Adobe Analytics and GDPR
This document describes what you need to do in Adobe Analytics to support your data subjects' GDPR access and delete rights.
The contents of this document are not legal advice and are not meant to substitute for legal advice. Please consult your company's legal department for advice concerning GDPR.
On May 25, 2018, the European Union's General Data Protection Regulation (GDPR) went into effect. For more information about Adobe's response and what this means for you as an Adobe customer, see GDPR and Your Business.
When Adobe is providing software and services to an enterprise, Adobe is acting as a data processor for any personal data it receives and stores on behalf of our customers, as part of providing the services. As a data processor, Adobe processes personal data in accordance with your company’s permission and instructions (for example, as set out in your agreement with Adobe).
As the data controller, you determine the personal data that Adobe processes and stores on your behalf. If you use Adobe Experience Cloud solutions, Adobe might host personal data for you depending on the solutions you use and the information you choose to send to your Adobe Experience Cloud account. For a list of examples, see Adobe Experience Cloud privacy.
How Adobe Handles GDPR Data
The Adobe Cloud Platform (ACP) provides an integrated solution that connects your brand's data governance infrastructure with the Adobe tools it uses to create and manage consumer experiences. The data governance features of the Adobe Cloud Platform enable a direct linkage of data governance policy to data usage.
Familiarize yourself with how Adobe Analytics handles GDPR which discusses steps for GDPR readiness and how to integrate with the Adobe Experience Cloud GDPR API.
GDPR Readiness and your Adobe Analytics Data
Adobe realizes that you are most familiar with the custom data in your report suites and we are giving you the opportunity to define your data governance settings and preferences.
To that end, Adobe Analytics provides a Data Governance user interface that lets you, as the data controller, set privacy labels on your Analytics report suites and all the dimensions and metrics in those report suites.
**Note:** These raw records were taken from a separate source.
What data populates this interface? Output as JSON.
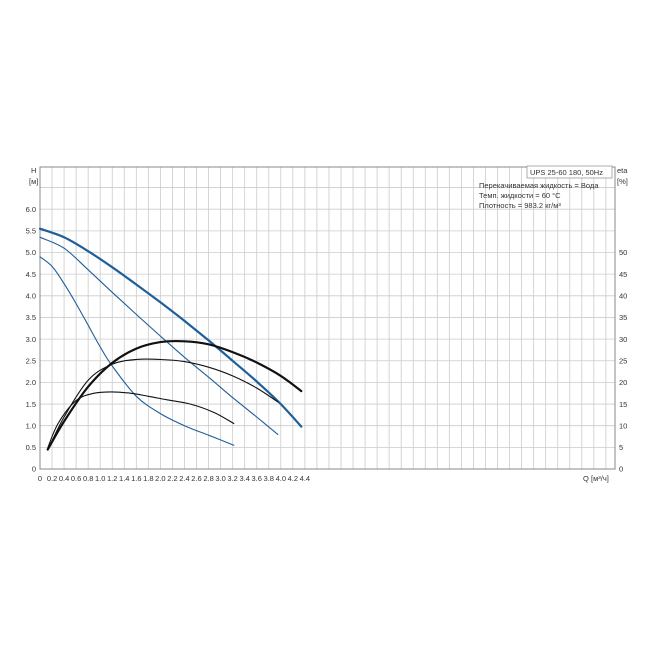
{
  "chart_data": {
    "type": "line",
    "title_box": "UPS 25-60 180, 50Hz",
    "notes": [
      "Перекачиваемая жидкость = Вода",
      "Темп. жидкости = 60 °C",
      "Плотность = 983.2 кг/м³"
    ],
    "left_axis": {
      "label": "H",
      "unit": "[м]",
      "range": [
        0,
        6.0
      ],
      "ticks": [
        "0",
        "0.5",
        "1.0",
        "1.5",
        "2.0",
        "2.5",
        "3.0",
        "3.5",
        "4.0",
        "4.5",
        "5.0",
        "5.5",
        "6.0"
      ]
    },
    "right_axis": {
      "label": "eta",
      "unit": "[%]",
      "range": [
        0,
        60
      ],
      "ticks": [
        "0",
        "5",
        "10",
        "15",
        "20",
        "25",
        "30",
        "35",
        "40",
        "45",
        "50"
      ]
    },
    "x_axis": {
      "label": "Q",
      "unit": "[м³/ч]",
      "range": [
        0,
        4.6
      ],
      "ticks": [
        "0",
        "0.2",
        "0.4",
        "0.6",
        "0.8",
        "1.0",
        "1.2",
        "1.4",
        "1.6",
        "1.8",
        "2.0",
        "2.2",
        "2.4",
        "2.6",
        "2.8",
        "3.0",
        "3.2",
        "3.4",
        "3.6",
        "3.8",
        "4.0",
        "4.2",
        "4.4"
      ]
    },
    "grid": true,
    "colors": {
      "head": "#1f5f99",
      "efficiency": "#111111",
      "grid": "#cccccc"
    },
    "series": [
      {
        "axis": "left",
        "role": "head",
        "stroke": "thick",
        "x": [
          0,
          0.4,
          0.8,
          1.2,
          1.6,
          2.0,
          2.4,
          2.8,
          3.2,
          3.6,
          4.0,
          4.34
        ],
        "y": [
          5.55,
          5.35,
          5.03,
          4.66,
          4.26,
          3.85,
          3.42,
          2.97,
          2.5,
          2.02,
          1.5,
          0.98
        ]
      },
      {
        "axis": "left",
        "role": "head",
        "stroke": "thin",
        "x": [
          0,
          0.4,
          0.8,
          1.2,
          1.6,
          2.0,
          2.4,
          2.8,
          3.2,
          3.6,
          3.95
        ],
        "y": [
          5.35,
          5.1,
          4.6,
          4.08,
          3.57,
          3.07,
          2.58,
          2.12,
          1.65,
          1.2,
          0.8
        ]
      },
      {
        "axis": "left",
        "role": "head",
        "stroke": "thin",
        "x": [
          0,
          0.2,
          0.4,
          0.6,
          0.8,
          1.0,
          1.2,
          1.6,
          2.0,
          2.4,
          2.8,
          3.22
        ],
        "y": [
          4.9,
          4.68,
          4.28,
          3.82,
          3.32,
          2.82,
          2.38,
          1.68,
          1.28,
          1.0,
          0.78,
          0.55
        ]
      },
      {
        "axis": "right",
        "role": "efficiency",
        "stroke": "thick",
        "x": [
          0.13,
          0.4,
          0.8,
          1.2,
          1.6,
          2.0,
          2.4,
          2.8,
          3.2,
          3.6,
          4.0,
          4.34
        ],
        "y": [
          4.5,
          11,
          19,
          24.5,
          27.8,
          29.3,
          29.5,
          28.8,
          27,
          24.6,
          21.5,
          18
        ]
      },
      {
        "axis": "right",
        "role": "efficiency",
        "stroke": "thin",
        "x": [
          0.15,
          0.4,
          0.8,
          1.2,
          1.6,
          2.0,
          2.4,
          2.8,
          3.2,
          3.6,
          3.95
        ],
        "y": [
          5,
          12,
          20.5,
          24.2,
          25.3,
          25.3,
          24.8,
          23.5,
          21.5,
          18.7,
          15.5
        ]
      },
      {
        "axis": "right",
        "role": "efficiency",
        "stroke": "thin",
        "x": [
          0.12,
          0.3,
          0.6,
          0.9,
          1.2,
          1.5,
          1.8,
          2.1,
          2.5,
          2.9,
          3.22
        ],
        "y": [
          4.5,
          10.5,
          15.8,
          17.5,
          17.8,
          17.5,
          16.8,
          16,
          15,
          13,
          10.5
        ]
      }
    ]
  }
}
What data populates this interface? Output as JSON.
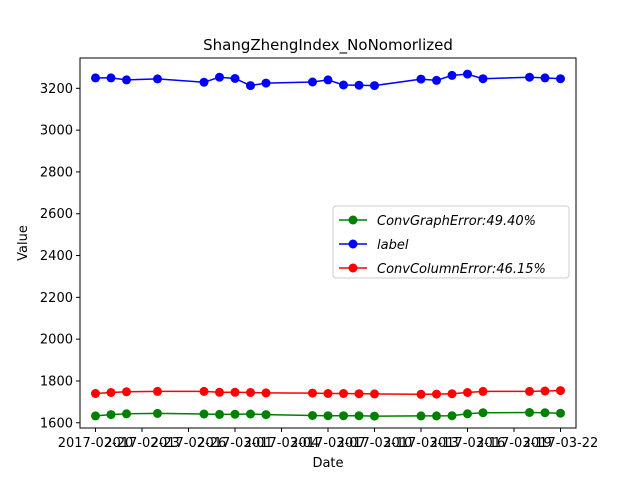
{
  "chart_data": {
    "type": "line",
    "title": "ShangZhengIndex_NoNomorlized",
    "xlabel": "Date",
    "ylabel": "Value",
    "ylim": [
      1575,
      3345
    ],
    "xlim": [
      "2017-02-19",
      "2017-03-23"
    ],
    "yticks": [
      1600,
      1800,
      2000,
      2200,
      2400,
      2600,
      2800,
      3000,
      3200
    ],
    "xticks": [
      "2017-02-20",
      "2017-02-23",
      "2017-02-26",
      "2017-03-01",
      "2017-03-04",
      "2017-03-07",
      "2017-03-10",
      "2017-03-13",
      "2017-03-16",
      "2017-03-19",
      "2017-03-22"
    ],
    "xtick_labels": [
      "2017-02-20",
      "2017-02-23",
      "2017-02-26",
      "2017-03-01",
      "2017-03-04",
      "2017-03-07",
      "2017-03-10",
      "2017-03-13",
      "2017-03-16",
      "2017-03-19",
      "2017-03-22"
    ],
    "x": [
      "2017-02-20",
      "2017-02-21",
      "2017-02-22",
      "2017-02-24",
      "2017-02-27",
      "2017-02-28",
      "2017-03-01",
      "2017-03-02",
      "2017-03-03",
      "2017-03-06",
      "2017-03-07",
      "2017-03-08",
      "2017-03-09",
      "2017-03-10",
      "2017-03-13",
      "2017-03-14",
      "2017-03-15",
      "2017-03-16",
      "2017-03-17",
      "2017-03-20",
      "2017-03-21",
      "2017-03-22"
    ],
    "legend": {
      "position": "right"
    },
    "grid": false,
    "series": [
      {
        "name": "ConvGraphError",
        "legend_label": "$ConvGraphError: 49.40\\%$",
        "legend_display": "ConvGraphError:49.40%",
        "color": "#008000",
        "values": [
          1633,
          1639,
          1643,
          1645,
          1642,
          1640,
          1641,
          1642,
          1639,
          1635,
          1634,
          1634,
          1634,
          1632,
          1633,
          1633,
          1634,
          1643,
          1648,
          1649,
          1648,
          1646
        ]
      },
      {
        "name": "label",
        "legend_label": "$label$",
        "legend_display": "label",
        "color": "#0000ff",
        "values": [
          3250,
          3250,
          3240,
          3245,
          3229,
          3253,
          3247,
          3213,
          3225,
          3230,
          3240,
          3216,
          3215,
          3213,
          3244,
          3238,
          3262,
          3268,
          3246,
          3253,
          3250,
          3246
        ]
      },
      {
        "name": "ConvColumnError",
        "legend_label": "$ConvColumnError: 46.15\\%$",
        "legend_display": "ConvColumnError:46.15%",
        "color": "#ff0000",
        "values": [
          1740,
          1745,
          1748,
          1750,
          1750,
          1746,
          1746,
          1745,
          1743,
          1742,
          1740,
          1740,
          1739,
          1738,
          1736,
          1737,
          1739,
          1745,
          1750,
          1750,
          1752,
          1754
        ]
      }
    ]
  }
}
You can identify the columns in your data set that contain directly identifiable data or indirectly identifiable data so that you can submit your access and delete requests to address that data. For each request, the labels defined in the Analytics Data Governance user interface will be honored for the specific identifier that corresponds to that request.
See Label Report Suite Data for more information on how to set the labels.
- Familiarize yourself with GDPR terminology.
- Link your login company to an Experience Cloud organization, if it isn't already. Contact Adobe Customer Care and refer to Organizations and account linking.
- Map any Adobe Analytics report suite that you want to set up for data governance to your Experience Cloud organization.
- Set a data retention policy for each report suite so that GDPR Delete and Access requests can be honored.Adobe Analytics cannot assist you with processing requests to the GDPR API, i.e., processing access or deletion requests you receive from your end users, if the data retention period has not been set in Adobe Analytics. Please contact your Customer Success Manager in order to set your data retention period.
- Check your permissions: to use the Data Governance Management interface in Adobe Analytics, you must be an Adobe Analytics Administrator.